Круглое лицо Филиппа отображало такое мучительное любопытство, его рот был так выразительно раскрыт, и так уморительно вздрагивала на кончике ноздреватого носа крупная капля пота, что Лутошкин невольно рассмеялся, но все-таки ничего не сказал и, играя хлыстом, вышел из конюшни. Молча Филипп пошел за ним, в пятку, как пес. У дверей дома Лутошкин, не смотря на Филиппа, уронил куда-то в сторону:
— Кобыла сейчас должна приехать без сорок…[8]
Филипп снял картуз с надорванным козырьком и перекрестился.
2
Войдя в столовую, Лутошкин бросил на стол картуз и хлыст и взволнованно зашагал из угла в угол.
Глубоко запрятанная, всегда жила в нем надежда на какую-то удачу, которая должна, наконец, разрубить не только гордиев узел из векселей, расписок и неоплаченных счетов, но и выдвинуть его в первый ряд классных наездников.

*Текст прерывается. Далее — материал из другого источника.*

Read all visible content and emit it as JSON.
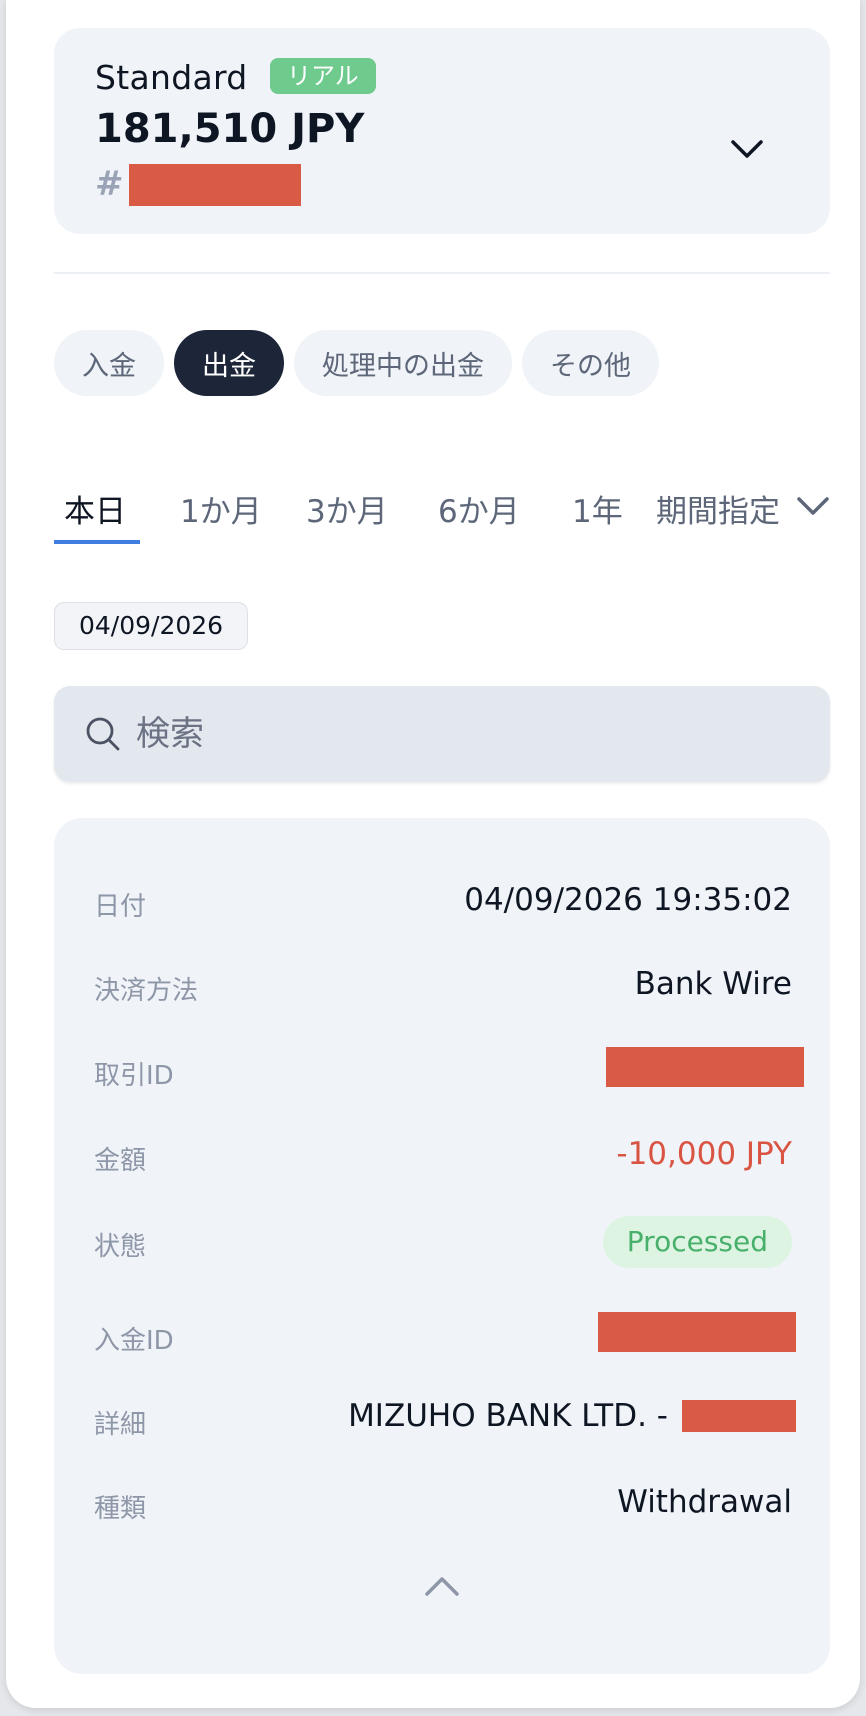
{
  "account": {
    "type": "Standard",
    "badge": "リアル",
    "balance": "181,510 JPY",
    "number_prefix": "#",
    "number_redacted": true
  },
  "tx_type_tabs": [
    {
      "label": "入金",
      "active": false
    },
    {
      "label": "出金",
      "active": true
    },
    {
      "label": "処理中の出金",
      "active": false
    },
    {
      "label": "その他",
      "active": false
    }
  ],
  "period_tabs": [
    {
      "label": "本日",
      "active": true
    },
    {
      "label": "1か月",
      "active": false
    },
    {
      "label": "3か月",
      "active": false
    },
    {
      "label": "6か月",
      "active": false
    },
    {
      "label": "1年",
      "active": false
    },
    {
      "label": "期間指定",
      "active": false
    }
  ],
  "date_chip": "04/09/2026",
  "search": {
    "placeholder": "検索",
    "value": ""
  },
  "transaction": {
    "date_label": "日付",
    "date_value": "04/09/2026 19:35:02",
    "method_label": "決済方法",
    "method_value": "Bank Wire",
    "txid_label": "取引ID",
    "amount_label": "金額",
    "amount_value": "-10,000 JPY",
    "status_label": "状態",
    "status_value": "Processed",
    "depositid_label": "入金ID",
    "detail_label": "詳細",
    "detail_value": "MIZUHO BANK LTD. -",
    "kind_label": "種類",
    "kind_value": "Withdrawal"
  },
  "colors": {
    "accent": "#3f7de0",
    "active_pill": "#1d2638",
    "real_badge": "#6fca8e",
    "negative": "#d95442",
    "processed": "#48b06a",
    "redaction": "#d95a45"
  },
  "icons": {
    "account_toggle": "chevron-down-icon",
    "period_toggle": "chevron-down-icon",
    "search": "search-icon",
    "collapse": "chevron-up-icon"
  }
}
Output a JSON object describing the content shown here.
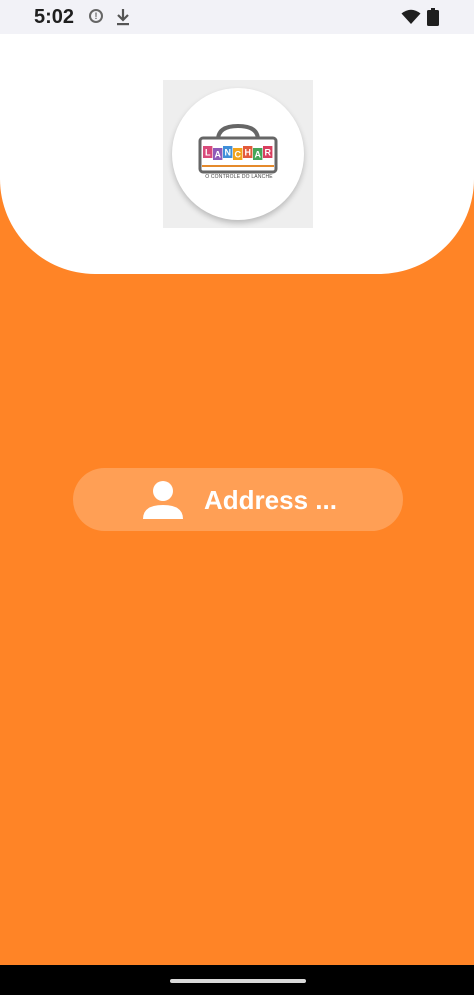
{
  "status_bar": {
    "time": "5:02",
    "icons": [
      "alert-icon",
      "download-icon",
      "wifi-icon",
      "battery-icon"
    ]
  },
  "logo": {
    "letters": [
      "L",
      "A",
      "N",
      "C",
      "H",
      "A",
      "R"
    ],
    "tagline": "O CONTROLE DO LANCHE",
    "letter_colors": [
      "#D94A7A",
      "#8E5BB8",
      "#3F8FD9",
      "#F2A31B",
      "#E35A3B",
      "#46A55A",
      "#D93F5F"
    ]
  },
  "address_field": {
    "placeholder": "Address ...",
    "icon": "person-icon"
  },
  "colors": {
    "background": "#FF8426",
    "panel": "#FFFFFF"
  }
}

Присутствуя в большие беговые дни на ипподроме при триумфах других наездников, он испытывал мучительное чувство бессилия и злобы. Его конюшня в ряду других была лохмотьями нищего, случайным сбродом посредственных лошадей, принадлежавших мелким охотникам. Дай ее в руки самого Вильяма Кэйтона — и его громкая слава погасла бы, как лампа без керосина. В такие минуты ему хотелось крикнуть рукоплещущей тысячной толпе зрителей, к триумфатору-наезднику, и миллионеру-владельцу какую-то оскорбительную правду, правду голодного — сытым, нищего — богатым; ту правду, которую впервые познал он в тот памятный день, когда ему сказали, что у него нет ни отца, ни имени и никакого права на жизнь.
— Твоя мать, голубчик, скотница!.. Какой же ты студент и наследник? Иди на конюшню!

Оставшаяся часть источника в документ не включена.